Le dernier en date est Jules Bondima qui avait à lui seul encaissé plus 500 millions Fcfa au titre des indemnisations. Si les premiers arrêtés jusque-là faisaient partie des commissions de recensement et d’établissement des titres fonciers fictifs, le cas de Bondima devrait ouvrir la voie à d’autres types d’acteurs, ceux qui ont perçu indûment l’argent des indemnisations. Et qui ne sont pas encore inquiétés. Et ceux-ci sont très nombreux, au regard du premier décret que le premier ministre, Philémon Yang, avait signé en novembre 2010.

Le 24 décembre 2010, le premier chèque au titre des indemnisations a été remis officiellement au cours d’une réunion à Kribi au colonel en retraite, Edongue et chef du groupement Batanga Sud. Cette première phase des indemnisations concernait une centaine de personnes, pour une enveloppe totale de 4 milliards Fcfa déjà positionnés dans les caisses de la Banque internationale du Cameroun pour l’épargne et le Crédit (Bicec), selon le chef d’agence de Kribi de l’époque, Marcellin Vincent Etogo.

Tout semblait donc baigner dans de l’huile. Mais des problèmes vont commencer à se poser avec cette phase exécutoire des paiements. Pour donner plus de transparence à l’opération, le directeur du projet qui gérait la cellule opérationnelle sur le terrain, Nlend Banack, avait cru devoir rendre publique cette première liste des personnes à indemniser. C’est alors que nombre d’autochtones se sont étonnés des grosses sommes dont bénéficiaient certains «voisins» dont ils n’avaient jamais entendu parler.

Ce fut le début d’une grogne qui est allée en s’intensifiant, jusqu’à la présidence de la République. Il était par exemple constaté qu’un bénéficiaire, un certain Bondima Jules, (c’est seulement le 5 juillet dernier qu’il a été interpellé à Kribi) était en même temps celui à qui le directeur du projet avait confié l’identification des ayants droit sur le site principal (terrassements généraux).

Les riverains l’accusaient alors d’être juge et partie. Au soutien de leur argumentaire, ils faisaient remarquer que ce modeste homme d’affaires qui tenait une petite affaire à Kribi et qui n’était pas réputé être fils de leur village devait empocher respectivement 219 millions de F ca, 165 millions Fcfa et 149 millions Fcfa « pour des parcelles encore en voie d’immatriculation ». La précision n’était pas fortuite.

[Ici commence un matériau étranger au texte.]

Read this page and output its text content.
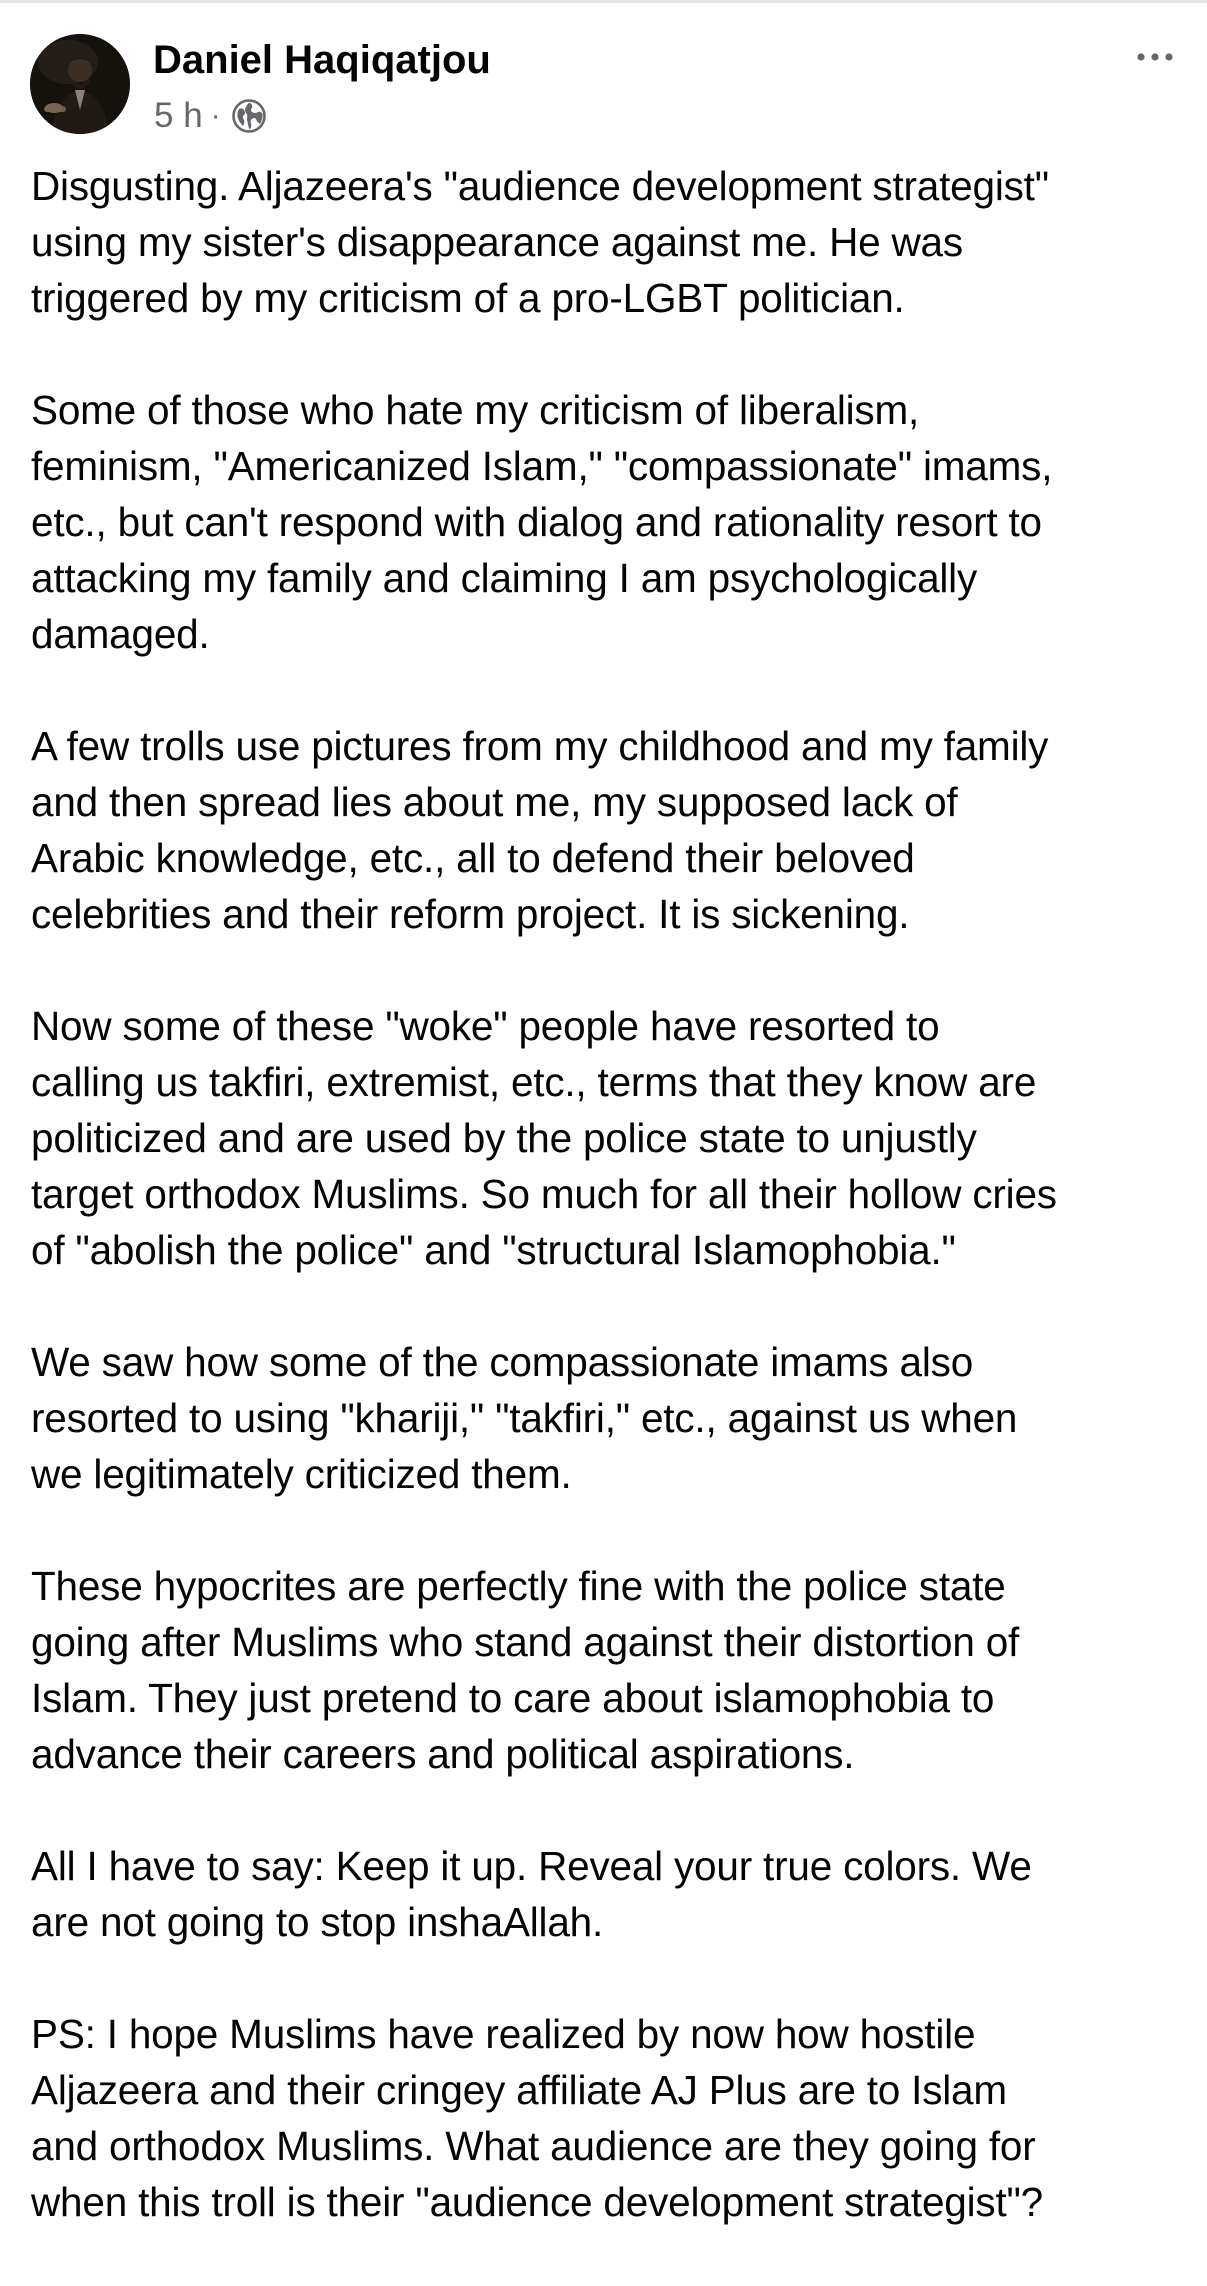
Daniel Haqiqatjou
5 h ·

Disgusting. Aljazeera's "audience development strategist"
using my sister's disappearance against me. He was
triggered by my criticism of a pro-LGBT politician.

Some of those who hate my criticism of liberalism,
feminism, "Americanized Islam," "compassionate" imams,
etc., but can't respond with dialog and rationality resort to
attacking my family and claiming I am psychologically
damaged.

A few trolls use pictures from my childhood and my family
and then spread lies about me, my supposed lack of
Arabic knowledge, etc., all to defend their beloved
celebrities and their reform project. It is sickening.

Now some of these "woke" people have resorted to
calling us takfiri, extremist, etc., terms that they know are
politicized and are used by the police state to unjustly
target orthodox Muslims. So much for all their hollow cries
of "abolish the police" and "structural Islamophobia."

We saw how some of the compassionate imams also
resorted to using "khariji," "takfiri," etc., against us when
we legitimately criticized them.

These hypocrites are perfectly fine with the police state
going after Muslims who stand against their distortion of
Islam. They just pretend to care about islamophobia to
advance their careers and political aspirations.

All I have to say: Keep it up. Reveal your true colors. We
are not going to stop inshaAllah.

PS: I hope Muslims have realized by now how hostile
Aljazeera and their cringey affiliate AJ Plus are to Islam
and orthodox Muslims. What audience are they going for
when this troll is their "audience development strategist"?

Des exemples de ce type qui intriguaient les riverains étaient nombreux et jetaient déjà un discrédit sur la procédure d’identification et le recensement des véritables victimes de l’expropriation dont les experts s’accordaient à reconnaitre que c’est le plus onéreux de tous les grands chantiers lancés au Cameroun. Notamment ceux dits structurants qui constituent un véritable défi pour le président de la République du Cameroun, Paul Biya. De surcroît dans une zone rurale où l’on n’enregistre pas forcément de coûteux investissements. Face à la grogne des riverains, l’opération avait même été interrompue et certains chèques remis avaient été retiré.

Enquête

La présidence de la république avait alors commandé deux missions d’enquêtes sur le terrain : l’une de la sous direction des enquêtes économiques à la Direction de la police judiciaire (Dpj) et l’autre de la Direction générale à la recherche extérieure (Dgre).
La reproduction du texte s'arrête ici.